With four Olympians on the roster, the Sparks were considered the best team in the league heading into the season, even though reigning MVP Candace Parker was going to miss most of June on maternity leave.

But after a win against defending champion Detroit, the Sparks dropped their next four games - all on the road. And to make things even worse, center Lisa Leslie sprained her knee June 19 and isn’t expected to return until after the All-Star break.

“We have had to regroup,” forward Tina Thompson said. “Our offense and the things that we do are predicated on having certain players being in certain positions. … Even though there’s still a high talent level [without Parker and Leslie], the aspects and characteristics of the games are different.”

Despite their early stumbles, the Sparks haven’t lost their swagger. They have won two of their past three, including their first road win Thursday night. And with Parker back in the lineup, the Sparks feel ready to make a move toward the top of the Western Conference.

“We’re just getting into a rhythm and starting to know each other,” coach Michael Cooper said. “We’re a very good basketball team, but we’ve got a lot of new faces, and the chemistry has to come.
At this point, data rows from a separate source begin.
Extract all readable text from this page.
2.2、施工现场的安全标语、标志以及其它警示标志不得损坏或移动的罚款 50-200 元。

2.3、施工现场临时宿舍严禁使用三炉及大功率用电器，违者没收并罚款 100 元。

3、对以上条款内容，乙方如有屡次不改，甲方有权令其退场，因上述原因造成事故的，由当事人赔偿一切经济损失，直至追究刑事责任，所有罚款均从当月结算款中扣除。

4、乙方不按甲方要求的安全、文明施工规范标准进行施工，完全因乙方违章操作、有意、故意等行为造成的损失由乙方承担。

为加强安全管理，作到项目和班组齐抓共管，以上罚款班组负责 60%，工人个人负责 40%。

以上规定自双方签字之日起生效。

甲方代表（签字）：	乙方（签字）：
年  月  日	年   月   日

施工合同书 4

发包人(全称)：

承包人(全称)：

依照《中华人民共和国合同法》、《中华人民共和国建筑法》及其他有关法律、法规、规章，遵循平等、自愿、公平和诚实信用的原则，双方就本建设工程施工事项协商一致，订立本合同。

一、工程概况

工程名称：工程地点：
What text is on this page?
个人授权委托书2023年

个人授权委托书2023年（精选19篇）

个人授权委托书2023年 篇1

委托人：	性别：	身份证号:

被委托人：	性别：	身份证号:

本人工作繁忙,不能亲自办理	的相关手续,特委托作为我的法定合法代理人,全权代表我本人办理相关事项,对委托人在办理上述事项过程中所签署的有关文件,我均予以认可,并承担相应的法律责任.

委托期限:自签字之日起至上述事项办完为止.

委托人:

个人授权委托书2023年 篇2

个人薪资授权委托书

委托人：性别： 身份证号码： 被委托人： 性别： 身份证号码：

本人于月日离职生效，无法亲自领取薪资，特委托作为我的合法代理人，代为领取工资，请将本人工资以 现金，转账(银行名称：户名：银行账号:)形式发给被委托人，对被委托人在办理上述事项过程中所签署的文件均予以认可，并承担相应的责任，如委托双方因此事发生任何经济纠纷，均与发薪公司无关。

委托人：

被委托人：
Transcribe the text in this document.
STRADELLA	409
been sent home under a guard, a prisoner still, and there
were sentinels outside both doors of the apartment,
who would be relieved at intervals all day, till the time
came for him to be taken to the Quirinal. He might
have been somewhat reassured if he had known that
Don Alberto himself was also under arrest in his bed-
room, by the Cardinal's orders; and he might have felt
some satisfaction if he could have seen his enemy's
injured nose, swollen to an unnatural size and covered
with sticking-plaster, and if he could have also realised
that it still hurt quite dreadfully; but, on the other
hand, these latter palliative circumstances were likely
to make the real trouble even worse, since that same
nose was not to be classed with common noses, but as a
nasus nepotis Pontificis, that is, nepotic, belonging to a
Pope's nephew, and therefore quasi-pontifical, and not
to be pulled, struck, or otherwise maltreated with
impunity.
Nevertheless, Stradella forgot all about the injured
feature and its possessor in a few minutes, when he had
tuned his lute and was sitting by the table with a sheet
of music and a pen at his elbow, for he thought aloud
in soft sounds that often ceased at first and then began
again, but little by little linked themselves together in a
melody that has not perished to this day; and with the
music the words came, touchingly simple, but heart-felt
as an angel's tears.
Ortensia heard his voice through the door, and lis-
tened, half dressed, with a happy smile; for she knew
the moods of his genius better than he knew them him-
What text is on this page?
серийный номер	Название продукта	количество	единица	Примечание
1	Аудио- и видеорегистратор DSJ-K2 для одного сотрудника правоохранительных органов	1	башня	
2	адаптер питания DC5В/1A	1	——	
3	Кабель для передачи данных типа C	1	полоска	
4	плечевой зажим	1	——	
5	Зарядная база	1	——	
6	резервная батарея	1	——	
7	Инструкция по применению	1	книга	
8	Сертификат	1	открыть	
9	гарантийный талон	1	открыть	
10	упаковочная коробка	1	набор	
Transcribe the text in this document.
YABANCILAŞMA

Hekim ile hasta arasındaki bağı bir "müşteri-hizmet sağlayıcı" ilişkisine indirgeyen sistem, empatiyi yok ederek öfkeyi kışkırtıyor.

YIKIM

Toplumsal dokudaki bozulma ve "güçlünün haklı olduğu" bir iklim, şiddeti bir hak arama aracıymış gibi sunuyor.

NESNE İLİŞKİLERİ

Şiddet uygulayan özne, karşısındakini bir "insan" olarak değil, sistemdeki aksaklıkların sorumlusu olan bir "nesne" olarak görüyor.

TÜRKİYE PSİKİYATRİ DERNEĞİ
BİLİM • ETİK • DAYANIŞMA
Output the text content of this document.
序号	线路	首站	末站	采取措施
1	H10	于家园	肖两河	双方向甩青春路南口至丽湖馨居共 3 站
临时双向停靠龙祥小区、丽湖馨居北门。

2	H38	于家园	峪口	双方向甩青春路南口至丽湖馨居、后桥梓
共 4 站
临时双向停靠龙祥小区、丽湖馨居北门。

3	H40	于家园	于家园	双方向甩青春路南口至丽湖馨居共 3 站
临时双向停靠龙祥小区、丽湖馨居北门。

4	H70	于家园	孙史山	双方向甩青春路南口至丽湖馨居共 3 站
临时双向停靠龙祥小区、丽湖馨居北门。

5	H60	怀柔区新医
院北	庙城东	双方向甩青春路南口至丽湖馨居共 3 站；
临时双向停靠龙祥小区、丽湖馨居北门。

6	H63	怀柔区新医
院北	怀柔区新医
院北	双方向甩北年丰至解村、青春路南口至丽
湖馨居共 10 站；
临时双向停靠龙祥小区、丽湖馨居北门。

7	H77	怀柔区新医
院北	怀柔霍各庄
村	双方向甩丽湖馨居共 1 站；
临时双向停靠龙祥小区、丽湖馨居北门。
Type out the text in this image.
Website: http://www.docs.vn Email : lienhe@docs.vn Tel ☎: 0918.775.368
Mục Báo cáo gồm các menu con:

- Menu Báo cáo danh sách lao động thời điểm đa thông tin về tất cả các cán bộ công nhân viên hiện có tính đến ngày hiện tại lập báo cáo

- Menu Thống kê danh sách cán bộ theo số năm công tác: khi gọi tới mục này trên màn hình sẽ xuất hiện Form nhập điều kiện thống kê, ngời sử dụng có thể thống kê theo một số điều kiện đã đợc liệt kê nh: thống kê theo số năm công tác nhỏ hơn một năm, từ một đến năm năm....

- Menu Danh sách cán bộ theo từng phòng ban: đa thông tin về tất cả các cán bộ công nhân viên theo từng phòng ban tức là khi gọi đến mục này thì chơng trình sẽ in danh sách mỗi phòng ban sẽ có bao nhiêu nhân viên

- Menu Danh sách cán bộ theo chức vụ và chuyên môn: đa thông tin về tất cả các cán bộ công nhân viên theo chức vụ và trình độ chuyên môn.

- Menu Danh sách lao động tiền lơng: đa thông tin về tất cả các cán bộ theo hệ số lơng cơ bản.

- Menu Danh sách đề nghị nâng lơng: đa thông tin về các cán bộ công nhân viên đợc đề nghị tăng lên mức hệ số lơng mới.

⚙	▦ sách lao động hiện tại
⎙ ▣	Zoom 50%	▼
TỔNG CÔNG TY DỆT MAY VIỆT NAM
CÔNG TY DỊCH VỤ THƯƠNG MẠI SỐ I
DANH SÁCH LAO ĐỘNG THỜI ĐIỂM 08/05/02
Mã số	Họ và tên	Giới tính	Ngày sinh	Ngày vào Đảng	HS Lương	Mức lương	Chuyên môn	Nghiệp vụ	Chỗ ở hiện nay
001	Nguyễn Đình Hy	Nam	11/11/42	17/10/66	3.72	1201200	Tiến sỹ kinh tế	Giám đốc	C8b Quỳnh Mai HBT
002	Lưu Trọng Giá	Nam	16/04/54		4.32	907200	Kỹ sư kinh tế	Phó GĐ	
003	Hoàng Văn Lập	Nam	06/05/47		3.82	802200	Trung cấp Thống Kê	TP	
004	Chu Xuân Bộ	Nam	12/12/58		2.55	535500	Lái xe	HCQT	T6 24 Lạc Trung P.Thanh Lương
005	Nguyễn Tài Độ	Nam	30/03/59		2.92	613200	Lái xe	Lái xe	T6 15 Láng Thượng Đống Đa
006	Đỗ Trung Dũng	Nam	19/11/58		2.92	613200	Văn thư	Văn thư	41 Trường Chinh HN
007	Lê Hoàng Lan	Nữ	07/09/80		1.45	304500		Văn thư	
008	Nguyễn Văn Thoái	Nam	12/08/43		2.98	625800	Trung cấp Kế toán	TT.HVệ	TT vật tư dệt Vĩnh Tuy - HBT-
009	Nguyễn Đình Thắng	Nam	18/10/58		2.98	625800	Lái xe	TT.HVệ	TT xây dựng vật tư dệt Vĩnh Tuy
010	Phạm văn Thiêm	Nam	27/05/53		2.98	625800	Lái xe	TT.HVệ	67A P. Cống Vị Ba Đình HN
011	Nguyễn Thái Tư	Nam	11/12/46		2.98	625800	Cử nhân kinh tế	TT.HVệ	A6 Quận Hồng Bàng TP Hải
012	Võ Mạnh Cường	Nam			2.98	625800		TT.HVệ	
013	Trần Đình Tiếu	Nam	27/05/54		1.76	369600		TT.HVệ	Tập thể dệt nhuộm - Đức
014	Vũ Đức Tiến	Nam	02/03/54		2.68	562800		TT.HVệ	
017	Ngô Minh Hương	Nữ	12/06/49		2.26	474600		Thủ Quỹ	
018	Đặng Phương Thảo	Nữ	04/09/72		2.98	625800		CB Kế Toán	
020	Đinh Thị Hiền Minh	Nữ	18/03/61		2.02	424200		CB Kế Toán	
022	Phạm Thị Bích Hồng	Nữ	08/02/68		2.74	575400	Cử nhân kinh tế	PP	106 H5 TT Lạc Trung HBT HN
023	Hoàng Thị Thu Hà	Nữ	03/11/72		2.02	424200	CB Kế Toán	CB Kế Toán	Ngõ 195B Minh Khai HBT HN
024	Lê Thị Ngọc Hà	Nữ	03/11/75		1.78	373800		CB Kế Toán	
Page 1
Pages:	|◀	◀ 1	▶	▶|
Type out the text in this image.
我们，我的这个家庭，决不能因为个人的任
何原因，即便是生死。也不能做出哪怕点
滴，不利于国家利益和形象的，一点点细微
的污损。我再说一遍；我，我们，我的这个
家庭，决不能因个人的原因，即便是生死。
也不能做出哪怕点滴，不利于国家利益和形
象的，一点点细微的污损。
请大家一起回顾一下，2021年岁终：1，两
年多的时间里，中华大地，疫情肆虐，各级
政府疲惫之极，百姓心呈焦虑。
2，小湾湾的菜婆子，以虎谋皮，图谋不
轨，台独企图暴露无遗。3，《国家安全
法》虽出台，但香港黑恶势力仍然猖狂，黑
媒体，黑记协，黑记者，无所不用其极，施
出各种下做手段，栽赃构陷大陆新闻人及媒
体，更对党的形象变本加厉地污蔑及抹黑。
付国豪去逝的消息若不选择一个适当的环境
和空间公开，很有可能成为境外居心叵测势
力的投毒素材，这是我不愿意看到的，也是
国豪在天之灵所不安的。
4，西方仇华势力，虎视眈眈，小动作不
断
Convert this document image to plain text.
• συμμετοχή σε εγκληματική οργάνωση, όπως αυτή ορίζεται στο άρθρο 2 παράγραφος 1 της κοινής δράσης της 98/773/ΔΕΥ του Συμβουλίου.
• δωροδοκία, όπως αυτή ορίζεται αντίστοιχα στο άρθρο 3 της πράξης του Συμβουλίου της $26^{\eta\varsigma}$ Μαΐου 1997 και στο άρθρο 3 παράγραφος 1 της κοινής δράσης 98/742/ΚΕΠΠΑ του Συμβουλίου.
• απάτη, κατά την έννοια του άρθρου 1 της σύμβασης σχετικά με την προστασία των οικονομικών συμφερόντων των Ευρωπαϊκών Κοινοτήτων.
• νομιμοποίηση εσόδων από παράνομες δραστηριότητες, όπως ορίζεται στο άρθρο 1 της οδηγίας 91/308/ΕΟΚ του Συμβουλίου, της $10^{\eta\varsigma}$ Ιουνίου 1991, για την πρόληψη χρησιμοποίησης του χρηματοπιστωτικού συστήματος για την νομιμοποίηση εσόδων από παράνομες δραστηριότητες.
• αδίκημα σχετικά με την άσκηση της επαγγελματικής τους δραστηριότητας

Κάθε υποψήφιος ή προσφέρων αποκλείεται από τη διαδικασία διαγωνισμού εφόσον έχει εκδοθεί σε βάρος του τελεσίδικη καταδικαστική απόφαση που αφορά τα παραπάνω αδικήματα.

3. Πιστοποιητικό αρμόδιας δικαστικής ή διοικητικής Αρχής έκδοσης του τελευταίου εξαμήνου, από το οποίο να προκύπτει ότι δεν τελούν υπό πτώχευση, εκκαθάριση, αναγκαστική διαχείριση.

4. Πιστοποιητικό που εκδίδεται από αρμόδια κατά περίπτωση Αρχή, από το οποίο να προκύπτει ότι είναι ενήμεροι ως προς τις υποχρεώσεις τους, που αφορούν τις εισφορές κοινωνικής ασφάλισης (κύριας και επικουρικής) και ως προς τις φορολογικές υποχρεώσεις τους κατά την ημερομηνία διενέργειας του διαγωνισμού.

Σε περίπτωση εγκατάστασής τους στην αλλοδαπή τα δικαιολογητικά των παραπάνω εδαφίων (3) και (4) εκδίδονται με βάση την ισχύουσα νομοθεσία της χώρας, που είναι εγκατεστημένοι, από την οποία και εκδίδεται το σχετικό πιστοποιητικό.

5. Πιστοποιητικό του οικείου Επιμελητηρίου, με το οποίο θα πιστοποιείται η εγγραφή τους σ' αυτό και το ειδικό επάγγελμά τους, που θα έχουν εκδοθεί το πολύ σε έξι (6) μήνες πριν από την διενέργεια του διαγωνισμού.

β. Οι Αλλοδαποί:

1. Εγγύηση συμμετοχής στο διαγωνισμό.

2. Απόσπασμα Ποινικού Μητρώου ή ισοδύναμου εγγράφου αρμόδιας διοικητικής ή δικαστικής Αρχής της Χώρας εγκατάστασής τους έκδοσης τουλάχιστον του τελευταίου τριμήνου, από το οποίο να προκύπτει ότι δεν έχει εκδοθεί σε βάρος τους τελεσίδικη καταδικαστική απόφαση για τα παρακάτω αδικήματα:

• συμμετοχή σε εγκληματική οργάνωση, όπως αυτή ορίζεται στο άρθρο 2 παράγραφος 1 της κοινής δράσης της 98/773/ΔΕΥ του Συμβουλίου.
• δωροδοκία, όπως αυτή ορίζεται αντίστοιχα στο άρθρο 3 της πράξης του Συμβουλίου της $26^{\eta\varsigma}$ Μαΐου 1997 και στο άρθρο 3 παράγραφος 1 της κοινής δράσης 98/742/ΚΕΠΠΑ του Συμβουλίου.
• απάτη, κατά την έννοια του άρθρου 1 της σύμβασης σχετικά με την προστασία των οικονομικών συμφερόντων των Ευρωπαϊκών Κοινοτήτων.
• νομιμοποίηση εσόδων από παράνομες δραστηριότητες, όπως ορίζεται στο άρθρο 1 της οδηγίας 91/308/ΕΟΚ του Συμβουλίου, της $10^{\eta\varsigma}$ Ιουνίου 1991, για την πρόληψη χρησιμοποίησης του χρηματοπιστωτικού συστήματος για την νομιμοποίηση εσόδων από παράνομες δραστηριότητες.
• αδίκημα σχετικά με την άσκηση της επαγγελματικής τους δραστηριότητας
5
With Candace coming back, I thought that’s why we looked a lot better in New York [on Thursday]. Her conditioning is a little down, her timing is a little off, but 50 percent of her is better than 90 percent of a lot of players in this league.”

Saturday’s game against the Mystics at Verizon Center will be Parker’s third game back since giving birth to daughter Lailaa on May 13. The Sparks have been taking it slow with Parker until she is fully acclimated to game conditions - playing her about 10 minutes less in her first two games back this year than her average from last season - but they still feel much more confident with their star in the lineup.

For Parker, just getting back on the court is a huge relief.

“I was very excited that we got our first road win [Thursday] night. We see that we actually are capable of winning on the road,” Parker joked. “But it was just a thrill to get on the court with my teammates and play. Basketball was my first love, and I’m not myself if I’m not playing basketball.”

Knowing they haven’t been at full strength at any point this season, the Sparks have remained even-keeled about their 4-6 record. Cooper credited a lot of that to veterans Thompson and DeLisha Milton-Jones, who have picked up the slack both on the court and in the locker room in Leslie’s absence.

The key for Los Angeles has been never losing the confidence that when healthy, it is still an elite team in the league.

“Even though we’ve had some tough moments, we haven’t gotten down and felt sorry for ourselves,” Thompson said. “None of us like losing, so there’s a certain ‘we need to get this thing going’ attitude. Coming to practice each day, we’re shaking it off and working towards getting better. We feel that it’s coming and it’s right there, and we’re gonna keep on weathering the storm and when we’re at full strength, we’ll definitely be a force to be reckoned with.”

It is reassuring for Cooper that the Sparks are only a half-game out of the Western Conference playoff picture. With the right amount of damage control until the All-Star break, he is confident a huge second half is on the horizon.

“All we have to do is keep this thing close and stay on top of our game,” Cooper said. “And then in August and September, things will be turned around the other way.”